• U.S.

Cinema: Two of a Kind

2 minute read
TIME

Good melodrama succeeds in making its characters and plot believable. When they are not, one way for moviemakers to try for some credibility is to take the camera to the actual scene of the fictitious crime. Latest examples:

Union Station (Paramount) stages a police hunt for kidnapers through Los Angeles’ railroad terminal, elevated trains, stockyards and municipal tunnel. After methodically nabbing three members of the gang, the cops (William Holden, Barry Fitzgerald) undertake the ticklish job of smoking out its leader (Lyle Bettger) before he can do away with his hostage, a blind teen-age girl (Allene Roberts).
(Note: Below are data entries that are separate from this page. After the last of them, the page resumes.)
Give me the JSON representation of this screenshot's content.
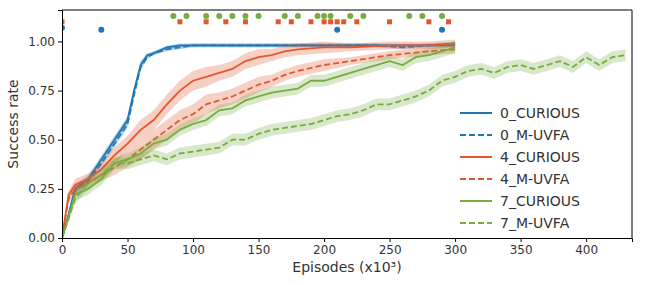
{
  "chart_data": {
    "type": "line",
    "x_label": "Episodes (x10³)",
    "y_label": "Success rate",
    "xlim": [
      0,
      435
    ],
    "ylim": [
      0,
      1.16
    ],
    "xticks": [
      0,
      50,
      100,
      150,
      200,
      250,
      300,
      350,
      400
    ],
    "yticks": [
      {
        "value": 0,
        "label": "0.00"
      },
      {
        "value": 0.25,
        "label": "0.25"
      },
      {
        "value": 0.5,
        "label": "0.50"
      },
      {
        "value": 0.75,
        "label": "0.75"
      },
      {
        "value": 1,
        "label": "1.00"
      }
    ],
    "legend": "right",
    "series": [
      {
        "name": "0_CURIOUS",
        "color": "#1f77b4",
        "type": "line",
        "line_style": "solid",
        "x": [
          0,
          5,
          10,
          20,
          30,
          40,
          50,
          55,
          60,
          65,
          70,
          80,
          90,
          100,
          120,
          140,
          160,
          180,
          200,
          220,
          240,
          260,
          280,
          300
        ],
        "values": [
          0,
          0.12,
          0.25,
          0.3,
          0.4,
          0.5,
          0.6,
          0.75,
          0.88,
          0.93,
          0.94,
          0.97,
          0.98,
          0.98,
          0.98,
          0.98,
          0.98,
          0.98,
          0.98,
          0.98,
          0.98,
          0.98,
          0.98,
          0.98
        ],
        "error": [
          0,
          0.01,
          0.02,
          0.02,
          0.02,
          0.02,
          0.02,
          0.02,
          0.02,
          0.01,
          0.01,
          0.01,
          0.01,
          0.01,
          0.01,
          0.01,
          0.01,
          0.01,
          0.01,
          0.01,
          0.01,
          0.01,
          0.01,
          0.01
        ]
      },
      {
        "name": "0_M-UVFA",
        "color": "#1f77b4",
        "type": "line",
        "line_style": "dashed",
        "x": [
          0,
          5,
          10,
          20,
          30,
          40,
          50,
          55,
          60,
          65,
          70,
          80,
          90,
          100,
          120,
          140,
          160,
          180,
          200,
          220,
          240,
          260,
          280,
          300
        ],
        "values": [
          0,
          0.1,
          0.24,
          0.29,
          0.38,
          0.48,
          0.58,
          0.73,
          0.87,
          0.92,
          0.94,
          0.96,
          0.97,
          0.98,
          0.98,
          0.98,
          0.98,
          0.98,
          0.98,
          0.98,
          0.98,
          0.97,
          0.98,
          0.99
        ],
        "error": [
          0,
          0.01,
          0.02,
          0.02,
          0.02,
          0.02,
          0.02,
          0.02,
          0.02,
          0.01,
          0.01,
          0.01,
          0.01,
          0.01,
          0.01,
          0.01,
          0.01,
          0.01,
          0.01,
          0.01,
          0.01,
          0.01,
          0.01,
          0.01
        ]
      },
      {
        "name": "4_CURIOUS",
        "color": "#e4572e",
        "type": "line",
        "line_style": "solid",
        "x": [
          0,
          5,
          10,
          20,
          30,
          40,
          50,
          60,
          70,
          80,
          90,
          100,
          110,
          120,
          130,
          140,
          150,
          160,
          170,
          180,
          200,
          220,
          250,
          280,
          300
        ],
        "values": [
          0,
          0.22,
          0.27,
          0.3,
          0.35,
          0.42,
          0.48,
          0.55,
          0.6,
          0.68,
          0.75,
          0.8,
          0.82,
          0.84,
          0.86,
          0.9,
          0.92,
          0.93,
          0.95,
          0.96,
          0.97,
          0.97,
          0.98,
          0.98,
          0.99
        ],
        "error": [
          0,
          0.02,
          0.03,
          0.03,
          0.03,
          0.04,
          0.04,
          0.05,
          0.05,
          0.05,
          0.05,
          0.05,
          0.05,
          0.04,
          0.04,
          0.04,
          0.04,
          0.03,
          0.03,
          0.03,
          0.03,
          0.02,
          0.02,
          0.02,
          0.02
        ]
      },
      {
        "name": "4_M-UVFA",
        "color": "#e4572e",
        "type": "line",
        "line_style": "dashed",
        "x": [
          0,
          5,
          10,
          20,
          30,
          40,
          50,
          60,
          70,
          80,
          90,
          100,
          110,
          120,
          130,
          140,
          150,
          160,
          170,
          180,
          200,
          220,
          250,
          280,
          300
        ],
        "values": [
          0,
          0.2,
          0.25,
          0.28,
          0.32,
          0.36,
          0.4,
          0.45,
          0.5,
          0.55,
          0.6,
          0.63,
          0.68,
          0.7,
          0.72,
          0.75,
          0.78,
          0.8,
          0.83,
          0.85,
          0.88,
          0.9,
          0.93,
          0.95,
          0.96
        ],
        "error": [
          0,
          0.02,
          0.03,
          0.03,
          0.03,
          0.04,
          0.04,
          0.05,
          0.05,
          0.05,
          0.05,
          0.05,
          0.05,
          0.04,
          0.04,
          0.04,
          0.04,
          0.03,
          0.03,
          0.03,
          0.03,
          0.02,
          0.02,
          0.02,
          0.02
        ]
      },
      {
        "name": "7_CURIOUS",
        "color": "#77ad3f",
        "type": "line",
        "line_style": "solid",
        "x": [
          0,
          10,
          20,
          30,
          40,
          50,
          60,
          70,
          80,
          90,
          100,
          110,
          120,
          130,
          140,
          150,
          160,
          170,
          180,
          190,
          200,
          210,
          220,
          230,
          240,
          250,
          260,
          270,
          280,
          290,
          300
        ],
        "values": [
          0,
          0.22,
          0.25,
          0.3,
          0.38,
          0.4,
          0.43,
          0.48,
          0.5,
          0.55,
          0.58,
          0.6,
          0.65,
          0.66,
          0.7,
          0.72,
          0.74,
          0.75,
          0.76,
          0.8,
          0.8,
          0.82,
          0.84,
          0.86,
          0.88,
          0.9,
          0.88,
          0.92,
          0.93,
          0.95,
          0.97
        ],
        "error": [
          0,
          0.03,
          0.03,
          0.03,
          0.03,
          0.03,
          0.03,
          0.03,
          0.03,
          0.03,
          0.03,
          0.03,
          0.03,
          0.03,
          0.03,
          0.03,
          0.03,
          0.03,
          0.03,
          0.03,
          0.03,
          0.03,
          0.03,
          0.03,
          0.03,
          0.03,
          0.03,
          0.03,
          0.03,
          0.03,
          0.03
        ]
      },
      {
        "name": "7_M-UVFA",
        "color": "#77ad3f",
        "type": "line",
        "line_style": "dashed",
        "x": [
          0,
          10,
          20,
          30,
          40,
          50,
          60,
          70,
          80,
          90,
          100,
          110,
          120,
          130,
          140,
          150,
          160,
          170,
          180,
          190,
          200,
          210,
          220,
          230,
          240,
          250,
          260,
          270,
          280,
          290,
          300,
          310,
          320,
          330,
          340,
          350,
          360,
          370,
          380,
          390,
          400,
          410,
          420,
          430
        ],
        "values": [
          0,
          0.2,
          0.28,
          0.32,
          0.38,
          0.38,
          0.4,
          0.42,
          0.4,
          0.43,
          0.44,
          0.45,
          0.46,
          0.5,
          0.5,
          0.53,
          0.55,
          0.56,
          0.57,
          0.58,
          0.6,
          0.62,
          0.63,
          0.65,
          0.68,
          0.68,
          0.7,
          0.72,
          0.75,
          0.8,
          0.82,
          0.85,
          0.86,
          0.84,
          0.87,
          0.88,
          0.86,
          0.88,
          0.9,
          0.87,
          0.92,
          0.88,
          0.92,
          0.93
        ],
        "error": [
          0,
          0.03,
          0.03,
          0.03,
          0.03,
          0.03,
          0.03,
          0.03,
          0.03,
          0.03,
          0.03,
          0.03,
          0.03,
          0.03,
          0.03,
          0.03,
          0.03,
          0.03,
          0.03,
          0.03,
          0.03,
          0.03,
          0.03,
          0.03,
          0.03,
          0.03,
          0.03,
          0.03,
          0.03,
          0.03,
          0.03,
          0.03,
          0.03,
          0.03,
          0.03,
          0.03,
          0.03,
          0.03,
          0.03,
          0.03,
          0.03,
          0.03,
          0.03,
          0.03
        ]
      },
      {
        "color": "#1f77b4",
        "type": "scatter",
        "marker": "circle",
        "x": [
          0,
          30,
          210,
          290
        ],
        "values": [
          1.07,
          1.06,
          1.06,
          1.06
        ]
      },
      {
        "color": "#e4572e",
        "type": "scatter",
        "marker": "square",
        "x": [
          0,
          90,
          110,
          125,
          140,
          165,
          175,
          190,
          200,
          205,
          210,
          215,
          225,
          250,
          280,
          295
        ],
        "values": [
          1.1,
          1.1,
          1.1,
          1.1,
          1.1,
          1.1,
          1.1,
          1.1,
          1.1,
          1.1,
          1.1,
          1.1,
          1.1,
          1.1,
          1.1,
          1.1
        ]
      },
      {
        "color": "#77ad3f",
        "type": "scatter",
        "marker": "circle",
        "x": [
          85,
          95,
          110,
          120,
          130,
          140,
          150,
          170,
          180,
          195,
          200,
          205,
          220,
          230,
          265,
          275,
          290
        ],
        "values": [
          1.13,
          1.13,
          1.13,
          1.13,
          1.13,
          1.13,
          1.13,
          1.13,
          1.13,
          1.13,
          1.13,
          1.13,
          1.13,
          1.13,
          1.13,
          1.13,
          1.13
        ]
      }
    ]
  }
}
Actor Fitzgerald’s Irish whimsy leavens his role of a wise old police inspector, but the rest of the characters are cut & dried. Holden seems miscast as a railroad detective with a reputation for toughness. Since he and Heroine Nancy Olson begin to bicker almost as soon as they meet, cinemaddicts will instantly sense a case of love at first sight. Director Rudolph Mate deploys his actors and camera with workmanlike skill, and the authentic settings help to give much of the film a fair degree of suspense.
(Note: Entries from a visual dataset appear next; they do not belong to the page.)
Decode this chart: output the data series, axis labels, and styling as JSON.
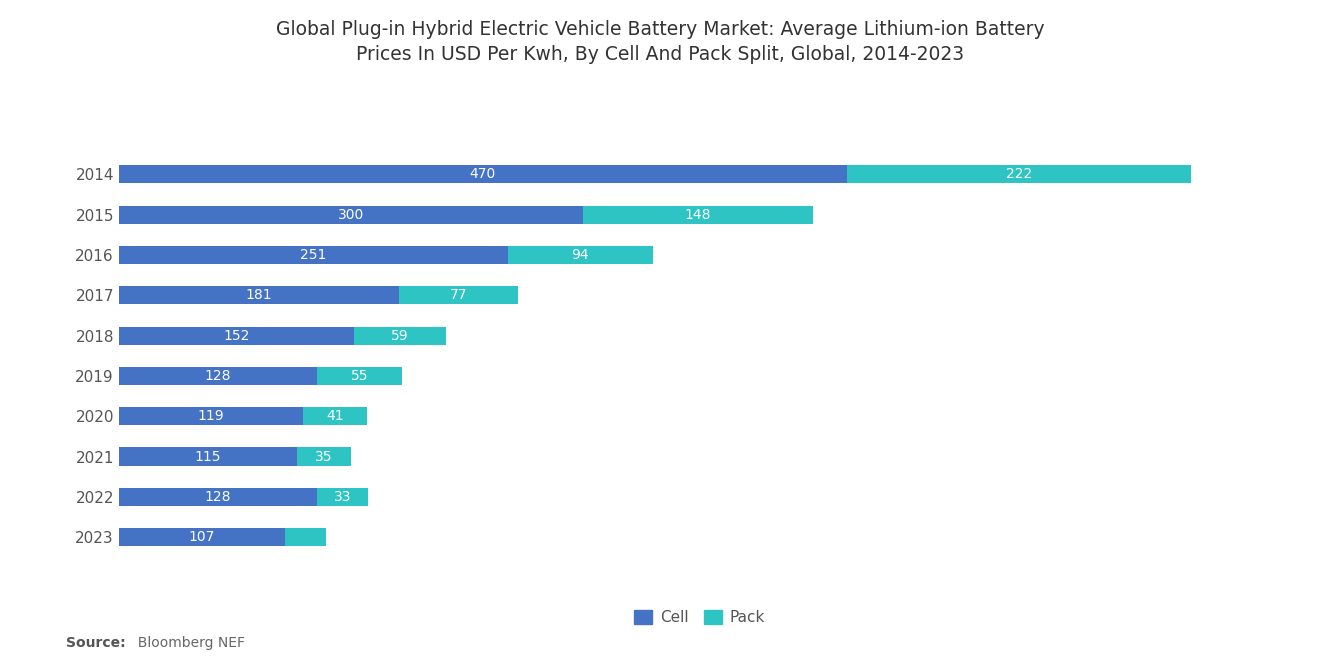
{
  "title": "Global Plug-in Hybrid Electric Vehicle Battery Market: Average Lithium-ion Battery\nPrices In USD Per Kwh, By Cell And Pack Split, Global, 2014-2023",
  "years": [
    "2014",
    "2015",
    "2016",
    "2017",
    "2018",
    "2019",
    "2020",
    "2021",
    "2022",
    "2023"
  ],
  "cell_values": [
    470,
    300,
    251,
    181,
    152,
    128,
    119,
    115,
    128,
    107
  ],
  "pack_values": [
    222,
    148,
    94,
    77,
    59,
    55,
    41,
    35,
    33,
    27
  ],
  "pack_label_show": [
    true,
    true,
    true,
    true,
    true,
    true,
    true,
    true,
    true,
    false
  ],
  "cell_color": "#4472C4",
  "pack_color": "#2EC4C4",
  "background_color": "#FFFFFF",
  "source_bold": "Source:",
  "source_normal": "  Bloomberg NEF",
  "legend_cell": "Cell",
  "legend_pack": "Pack",
  "xlim": 750,
  "bar_height": 0.45,
  "title_fontsize": 13.5,
  "label_fontsize": 10,
  "ytick_fontsize": 11
}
The Sleeping City (Universal-International) uses Manhattan’s vast, much-filmed Bellevue Hospital as the real background of a fanciful tale about a detective (Richard Conte) who poses as an interne. Detective Conte, who has had a couple of years of medical school and some service with the Army medics, gets permission to practice on the patients so that he can track down a killer in the hospital.

It develops that the hospital harbors not only a fake doctor and a murderer, but also a cozy illegal traffic in narcotics. To square a beef by New York City authorities, Actor Conte announces in a foreword that the story never really happened. The movie itself then makes the point perfectly clear. Though it never rises above routine crime fiction, the film gains considerable interest simply from Bellevue and the city streets and the Manhattan skyline.